Ngaio Marsh was educated at St Margaret's College in Christchurch, New Zealand. She studied painting at the
Canterbury College School of Art before becoming an actress with the Allan Wilkie company touring New Zealand.
From 1928 onward she divided her time between living in the United Kingdom and in her native New Zealand.
She was made a Dame Commander of the British Empire in 1966.
Internationally she is best known for her 32 detective novels published between 1934 and 1982. Along with Agatha
Christie, Margery Allingham and Dorothy L. Sayers, she was classed as one of the four original "Queens of Crime" - female
British crime writers who dominated the crime fiction genre in the Golden Age of the 1920s and 1930s.
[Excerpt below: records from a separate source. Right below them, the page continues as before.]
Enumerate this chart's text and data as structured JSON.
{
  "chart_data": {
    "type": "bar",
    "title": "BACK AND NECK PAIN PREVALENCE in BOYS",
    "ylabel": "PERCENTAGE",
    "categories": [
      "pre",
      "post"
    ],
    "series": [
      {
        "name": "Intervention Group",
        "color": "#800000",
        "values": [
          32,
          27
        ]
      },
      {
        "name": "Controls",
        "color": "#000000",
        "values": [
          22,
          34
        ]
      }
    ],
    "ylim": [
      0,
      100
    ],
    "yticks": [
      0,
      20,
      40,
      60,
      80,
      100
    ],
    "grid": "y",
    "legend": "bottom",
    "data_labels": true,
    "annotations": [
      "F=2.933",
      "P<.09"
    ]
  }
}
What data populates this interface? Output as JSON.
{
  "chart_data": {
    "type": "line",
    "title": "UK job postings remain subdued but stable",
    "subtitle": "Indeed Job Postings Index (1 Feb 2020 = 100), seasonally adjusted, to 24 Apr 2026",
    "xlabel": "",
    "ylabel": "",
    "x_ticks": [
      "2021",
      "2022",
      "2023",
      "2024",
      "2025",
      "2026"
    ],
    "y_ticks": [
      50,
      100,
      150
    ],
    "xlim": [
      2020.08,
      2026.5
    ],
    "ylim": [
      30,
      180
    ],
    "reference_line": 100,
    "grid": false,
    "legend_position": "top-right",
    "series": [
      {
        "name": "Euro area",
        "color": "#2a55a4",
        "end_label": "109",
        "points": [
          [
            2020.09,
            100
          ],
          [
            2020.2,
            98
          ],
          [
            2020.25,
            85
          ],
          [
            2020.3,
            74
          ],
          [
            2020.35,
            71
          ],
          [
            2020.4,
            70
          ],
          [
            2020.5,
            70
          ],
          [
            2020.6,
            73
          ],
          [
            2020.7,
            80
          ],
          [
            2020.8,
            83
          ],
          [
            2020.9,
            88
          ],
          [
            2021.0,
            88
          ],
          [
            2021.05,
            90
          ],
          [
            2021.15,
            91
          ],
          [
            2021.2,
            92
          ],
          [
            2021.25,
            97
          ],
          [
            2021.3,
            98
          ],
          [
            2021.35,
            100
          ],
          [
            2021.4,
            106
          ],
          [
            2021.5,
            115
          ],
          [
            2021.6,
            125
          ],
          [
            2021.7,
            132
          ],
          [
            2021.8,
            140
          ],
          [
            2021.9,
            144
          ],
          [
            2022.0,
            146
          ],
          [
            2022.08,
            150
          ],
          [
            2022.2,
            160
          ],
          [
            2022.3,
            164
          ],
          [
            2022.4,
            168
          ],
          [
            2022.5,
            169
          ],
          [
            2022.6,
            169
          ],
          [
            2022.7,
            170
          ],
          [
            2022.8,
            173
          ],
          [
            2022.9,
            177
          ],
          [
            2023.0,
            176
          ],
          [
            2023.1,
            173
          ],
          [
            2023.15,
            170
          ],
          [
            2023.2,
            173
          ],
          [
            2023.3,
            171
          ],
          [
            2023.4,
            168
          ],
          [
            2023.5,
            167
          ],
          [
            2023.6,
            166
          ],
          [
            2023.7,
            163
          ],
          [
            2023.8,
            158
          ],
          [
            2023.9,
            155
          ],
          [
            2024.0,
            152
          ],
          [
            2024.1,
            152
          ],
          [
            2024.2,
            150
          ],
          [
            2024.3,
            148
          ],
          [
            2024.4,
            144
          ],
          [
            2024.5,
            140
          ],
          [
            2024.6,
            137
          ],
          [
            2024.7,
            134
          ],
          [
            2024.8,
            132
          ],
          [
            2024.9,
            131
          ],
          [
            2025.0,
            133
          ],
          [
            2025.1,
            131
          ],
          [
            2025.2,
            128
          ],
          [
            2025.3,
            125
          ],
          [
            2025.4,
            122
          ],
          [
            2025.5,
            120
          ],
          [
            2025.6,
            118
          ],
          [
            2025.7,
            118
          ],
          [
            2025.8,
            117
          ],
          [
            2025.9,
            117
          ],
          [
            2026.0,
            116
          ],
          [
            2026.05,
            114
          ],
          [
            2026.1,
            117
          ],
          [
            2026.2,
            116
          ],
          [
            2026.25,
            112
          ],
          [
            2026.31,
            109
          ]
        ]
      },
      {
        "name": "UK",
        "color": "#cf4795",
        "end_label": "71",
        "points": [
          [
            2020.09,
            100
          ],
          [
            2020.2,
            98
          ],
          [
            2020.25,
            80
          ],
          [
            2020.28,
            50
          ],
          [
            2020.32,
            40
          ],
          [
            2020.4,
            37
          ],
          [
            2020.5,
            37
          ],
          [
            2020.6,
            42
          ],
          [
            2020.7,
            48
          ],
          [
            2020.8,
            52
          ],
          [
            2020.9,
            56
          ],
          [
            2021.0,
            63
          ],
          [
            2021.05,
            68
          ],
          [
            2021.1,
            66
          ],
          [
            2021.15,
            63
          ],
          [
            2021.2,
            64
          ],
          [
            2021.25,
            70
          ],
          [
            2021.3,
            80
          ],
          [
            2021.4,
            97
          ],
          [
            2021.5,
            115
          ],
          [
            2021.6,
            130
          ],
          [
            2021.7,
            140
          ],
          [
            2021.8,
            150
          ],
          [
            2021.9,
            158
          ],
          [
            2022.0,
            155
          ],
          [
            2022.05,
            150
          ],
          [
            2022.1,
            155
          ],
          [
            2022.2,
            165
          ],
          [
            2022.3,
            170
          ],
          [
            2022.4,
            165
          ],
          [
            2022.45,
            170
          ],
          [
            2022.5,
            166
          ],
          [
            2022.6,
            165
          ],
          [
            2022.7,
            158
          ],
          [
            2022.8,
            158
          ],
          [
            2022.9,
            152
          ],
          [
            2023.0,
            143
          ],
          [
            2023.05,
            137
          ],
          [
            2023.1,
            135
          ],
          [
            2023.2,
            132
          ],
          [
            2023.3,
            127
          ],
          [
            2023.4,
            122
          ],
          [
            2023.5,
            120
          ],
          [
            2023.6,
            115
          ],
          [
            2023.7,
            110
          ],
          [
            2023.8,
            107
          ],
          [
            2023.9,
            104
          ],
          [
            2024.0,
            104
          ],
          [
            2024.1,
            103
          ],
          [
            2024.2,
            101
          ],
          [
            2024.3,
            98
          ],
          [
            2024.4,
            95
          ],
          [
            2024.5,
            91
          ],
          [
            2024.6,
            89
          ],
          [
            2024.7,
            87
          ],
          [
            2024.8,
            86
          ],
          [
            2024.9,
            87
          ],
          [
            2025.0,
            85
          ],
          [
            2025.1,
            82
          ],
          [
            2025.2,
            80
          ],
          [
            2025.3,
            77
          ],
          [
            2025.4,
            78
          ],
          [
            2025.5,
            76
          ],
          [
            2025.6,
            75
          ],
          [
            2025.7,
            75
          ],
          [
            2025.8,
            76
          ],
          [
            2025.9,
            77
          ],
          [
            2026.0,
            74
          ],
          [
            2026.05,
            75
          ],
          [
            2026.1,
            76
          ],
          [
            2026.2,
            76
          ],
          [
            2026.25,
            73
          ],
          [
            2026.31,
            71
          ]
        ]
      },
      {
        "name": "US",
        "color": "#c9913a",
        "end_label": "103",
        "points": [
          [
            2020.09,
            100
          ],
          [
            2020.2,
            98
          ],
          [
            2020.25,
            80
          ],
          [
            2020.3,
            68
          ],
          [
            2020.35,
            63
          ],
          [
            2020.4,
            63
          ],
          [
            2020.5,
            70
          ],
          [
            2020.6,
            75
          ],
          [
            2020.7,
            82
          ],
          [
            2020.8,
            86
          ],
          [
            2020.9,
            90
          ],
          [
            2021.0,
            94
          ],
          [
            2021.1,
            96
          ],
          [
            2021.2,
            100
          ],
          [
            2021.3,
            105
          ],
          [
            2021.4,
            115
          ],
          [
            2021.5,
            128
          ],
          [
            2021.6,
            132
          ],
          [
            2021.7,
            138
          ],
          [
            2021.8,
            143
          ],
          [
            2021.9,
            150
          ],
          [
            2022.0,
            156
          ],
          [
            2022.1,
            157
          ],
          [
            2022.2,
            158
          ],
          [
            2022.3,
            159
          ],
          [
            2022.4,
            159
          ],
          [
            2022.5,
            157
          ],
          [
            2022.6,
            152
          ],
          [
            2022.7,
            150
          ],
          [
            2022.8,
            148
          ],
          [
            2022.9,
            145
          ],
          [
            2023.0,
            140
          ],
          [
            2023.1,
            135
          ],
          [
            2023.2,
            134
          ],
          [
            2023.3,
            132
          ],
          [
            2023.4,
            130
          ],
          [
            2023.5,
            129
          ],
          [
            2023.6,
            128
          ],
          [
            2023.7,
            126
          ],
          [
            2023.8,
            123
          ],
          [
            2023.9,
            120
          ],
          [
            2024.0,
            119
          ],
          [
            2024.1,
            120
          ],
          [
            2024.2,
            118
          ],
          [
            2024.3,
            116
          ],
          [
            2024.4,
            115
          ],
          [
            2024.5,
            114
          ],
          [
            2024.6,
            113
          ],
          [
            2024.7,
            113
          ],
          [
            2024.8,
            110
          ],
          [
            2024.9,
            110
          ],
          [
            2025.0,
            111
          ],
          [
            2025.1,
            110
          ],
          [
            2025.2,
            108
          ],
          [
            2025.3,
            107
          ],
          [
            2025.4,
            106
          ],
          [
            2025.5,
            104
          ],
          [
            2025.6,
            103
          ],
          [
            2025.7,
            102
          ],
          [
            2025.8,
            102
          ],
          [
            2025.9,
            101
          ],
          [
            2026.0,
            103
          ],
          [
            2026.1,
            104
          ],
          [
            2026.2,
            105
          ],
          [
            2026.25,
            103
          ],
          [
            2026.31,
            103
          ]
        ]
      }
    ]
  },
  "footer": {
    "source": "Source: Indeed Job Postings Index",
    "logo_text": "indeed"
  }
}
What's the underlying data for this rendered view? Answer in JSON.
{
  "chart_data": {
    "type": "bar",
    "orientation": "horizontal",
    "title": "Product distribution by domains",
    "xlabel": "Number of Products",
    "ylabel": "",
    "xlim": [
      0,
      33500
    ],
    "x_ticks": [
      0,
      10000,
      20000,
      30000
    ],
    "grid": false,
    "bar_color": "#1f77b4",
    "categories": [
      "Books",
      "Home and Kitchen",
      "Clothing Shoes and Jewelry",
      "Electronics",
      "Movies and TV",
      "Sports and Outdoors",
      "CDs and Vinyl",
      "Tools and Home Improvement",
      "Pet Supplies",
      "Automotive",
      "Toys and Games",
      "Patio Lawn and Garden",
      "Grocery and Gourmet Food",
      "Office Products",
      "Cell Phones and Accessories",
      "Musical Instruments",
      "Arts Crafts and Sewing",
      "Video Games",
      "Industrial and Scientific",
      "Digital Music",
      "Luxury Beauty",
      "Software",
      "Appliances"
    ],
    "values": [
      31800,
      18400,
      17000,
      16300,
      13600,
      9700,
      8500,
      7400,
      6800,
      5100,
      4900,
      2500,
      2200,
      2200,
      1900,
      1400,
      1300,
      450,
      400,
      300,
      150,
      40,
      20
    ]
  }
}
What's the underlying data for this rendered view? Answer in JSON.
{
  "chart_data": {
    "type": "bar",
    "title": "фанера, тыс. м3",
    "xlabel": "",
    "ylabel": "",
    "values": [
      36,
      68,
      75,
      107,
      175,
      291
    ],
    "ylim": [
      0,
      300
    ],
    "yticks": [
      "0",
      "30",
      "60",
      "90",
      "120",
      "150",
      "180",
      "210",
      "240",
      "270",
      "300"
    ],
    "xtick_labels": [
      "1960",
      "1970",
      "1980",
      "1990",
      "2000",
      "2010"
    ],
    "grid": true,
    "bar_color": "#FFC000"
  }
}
All her novels feature British CID detective Roderick Alleyn. Several novels feature Marsh's other loves, the theatre
and painting. A number are set around theatrical productions (Enter a Murderer, Vintage Murder, Overture to Death,
Opening Night, Death at the Dolphin, and Light Thickens), and two others about actors off stage (Final Curtain and False
Scent). Her short story "'I Can Find My Way Out" is also set around a theatrical production and is the earlier "Jupiter case"
referred to in Opening Night. Alleyn marries a painter, Agatha Troy, whom he meets during an investigation (Artists in Crime),
and who features in several later novels.